The model rules adopted by the RMTC and Association of Racing Commissioners International include the Controlled Therapeutic Medication Schedule, which lists threshold testing levels and recommended withdrawal times for commonly used, legal substances; third-party administration of race-day furosemide, also known as Salix or Lasix; a multiple medication violation penalty system; and requirements for laboratory accreditation.
“Throughout 2014 the RMTC staff has traveled extensively and spent innumerable hours consulting with state regulators and others to assist in the full implementation of these new model rules that are so important to the safety and integrity of horse racing,” RMTC executive director Dr. Dionne Benson said. “We thank all of those who have worked in good faith to accomplish an unprecedented level of uniformity in 2014, and look forward to continuing the effort in 2015 and beyond.”
The RMTC, a group of 23 industry stakeholders, said that by early next year, the number of states with the Controlled Therapeutic Medication Schedule in place could be at least 16, up from four at the beginning of 2014. Arkansas, California, Illinois, Indiana, Kentucky, Minnesota, New Jersey, New Mexico, New York, North Dakota, Oregon, and West Virginia have or will soon join Delaware, Maryland, Massachusetts, and Virginia in regulating therapeutic medications under the new guidelines.
The number of RMTC-accredited labs is expected to jump from six to 23 by early 2015. Arizona, Arkansas, Colorado, Delaware, Idaho, Indiana, Maryland, Massachusetts, Minnesota, Nebraska, New Jersey, North Dakota, Oklahoma, Oregon, Washington, West Virginia, and Wyoming have or will soon join California, Kentucky, Maine, New Mexico, Ohio, and Virginia as states using only RMTC-accredited lab testing services. Labs in New York and Pennsylvania are expected to be RMTC-accredited sometime in early 2015, and Texas has recently applied for RMTC accreditation.
The RMTC said states that have implemented the MMV penalty system will increase from three in January 2014 to at least nine by early 2015. The MMV penalty system, designed to work in a manner similar to the way states track an individual’s traffic violations, provides for enhanced penalties for individuals who accumulate multiple medication violations, regardless of the jurisdiction in which they occur. Arkansas, Colorado, Indiana, Maryland, New Jersey, and North Dakota have or will soon join Delaware, Massachusetts, and Virginia in using the system.

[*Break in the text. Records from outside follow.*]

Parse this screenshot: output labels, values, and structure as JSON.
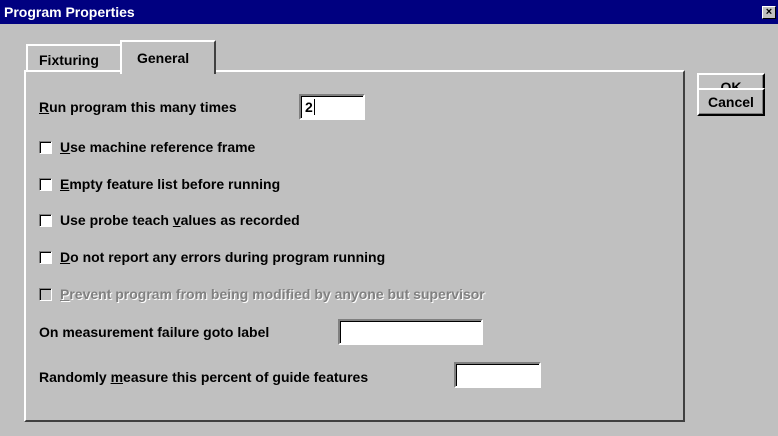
{
  "window": {
    "title": "Program Properties",
    "close_glyph": "×"
  },
  "tabs": [
    {
      "label": "Fixturing",
      "active": false
    },
    {
      "label": "General",
      "active": true
    }
  ],
  "general": {
    "run_times": {
      "label_access": "R",
      "label_rest": "un program this many times",
      "value": "2"
    },
    "checkboxes": [
      {
        "pre": "",
        "access": "U",
        "post": "se machine reference frame",
        "checked": false,
        "enabled": true
      },
      {
        "pre": "",
        "access": "E",
        "post": "mpty feature list before running",
        "checked": false,
        "enabled": true
      },
      {
        "pre": "Use probe teach ",
        "access": "v",
        "post": "alues as recorded",
        "checked": false,
        "enabled": true
      },
      {
        "pre": "",
        "access": "D",
        "post": "o not report any errors during program running",
        "checked": false,
        "enabled": true
      },
      {
        "pre": "",
        "access": "P",
        "post": "revent program from being modified by anyone but supervisor",
        "checked": false,
        "enabled": false
      }
    ],
    "goto_label": {
      "label": "On measurement failure goto label",
      "value": ""
    },
    "random_measure": {
      "pre": "Randomly ",
      "access": "m",
      "post": "easure this percent of guide features",
      "value": ""
    }
  },
  "buttons": {
    "ok": "OK",
    "cancel": "Cancel"
  }
}
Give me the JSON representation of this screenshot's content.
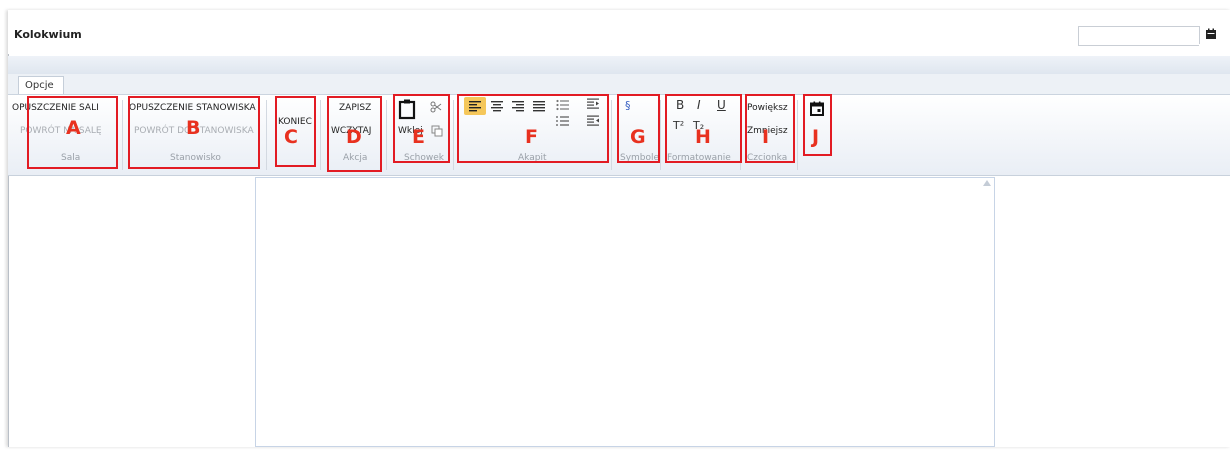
{
  "window": {
    "title": "Kolokwium"
  },
  "tabs": [
    {
      "label": "Opcje"
    }
  ],
  "ribbon": {
    "sala": {
      "buttons": [
        "OPUSZCZENIE SALI",
        "POWRÓT NA SALĘ"
      ],
      "label": "Sala"
    },
    "stanowisko": {
      "buttons": [
        "OPUSZCZENIE STANOWISKA",
        "POWRÓT DO STANOWISKA"
      ],
      "label": "Stanowisko"
    },
    "koniec": {
      "button": "KONIEC"
    },
    "akcja": {
      "buttons": [
        "ZAPISZ",
        "WCZYTAJ"
      ],
      "label": "Akcja"
    },
    "schowek": {
      "paste": "Wklej",
      "label": "Schowek"
    },
    "akapit": {
      "label": "Akapit"
    },
    "symbole": {
      "symbol": "§",
      "label": "Symbole"
    },
    "formatowanie": {
      "bold": "B",
      "italic": "I",
      "underline": "U",
      "superscript": "T²",
      "subscript": "T₂",
      "label": "Formatowanie"
    },
    "czcionka": {
      "buttons": [
        "Powiększ",
        "Zmniejsz"
      ],
      "label": "Czcionka"
    }
  },
  "annotations": [
    "A",
    "B",
    "C",
    "D",
    "E",
    "F",
    "G",
    "H",
    "I",
    "J"
  ],
  "colors": {
    "annotation": "#e21b23",
    "active_align": "#f5c75a",
    "ribbon_bg": "#e9eef5"
  }
}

The number of states requiring third-party administration of furosemide, also known as Salix or Lasix, on race day is anticipated to rise from 13 in January 2014 to at least 16 by early 2015. Arkansas, California, Oregon, and Pennsylvania will join Colorado, Delaware, Indiana, Kentucky, Maine, Maryland, Massachusetts Minnesota, New Jersey, North Dakota, Virginia, and West Virginia in implementing the policy.
“We are very encouraged by the industry’s willingness to embrace reform and urge all horse racing jurisdictions in the United States to adopt the reforms in their entirely without further delay,” said Alex Waldrop, chairman of the RMTC and president and chief executive officer of the NTRA.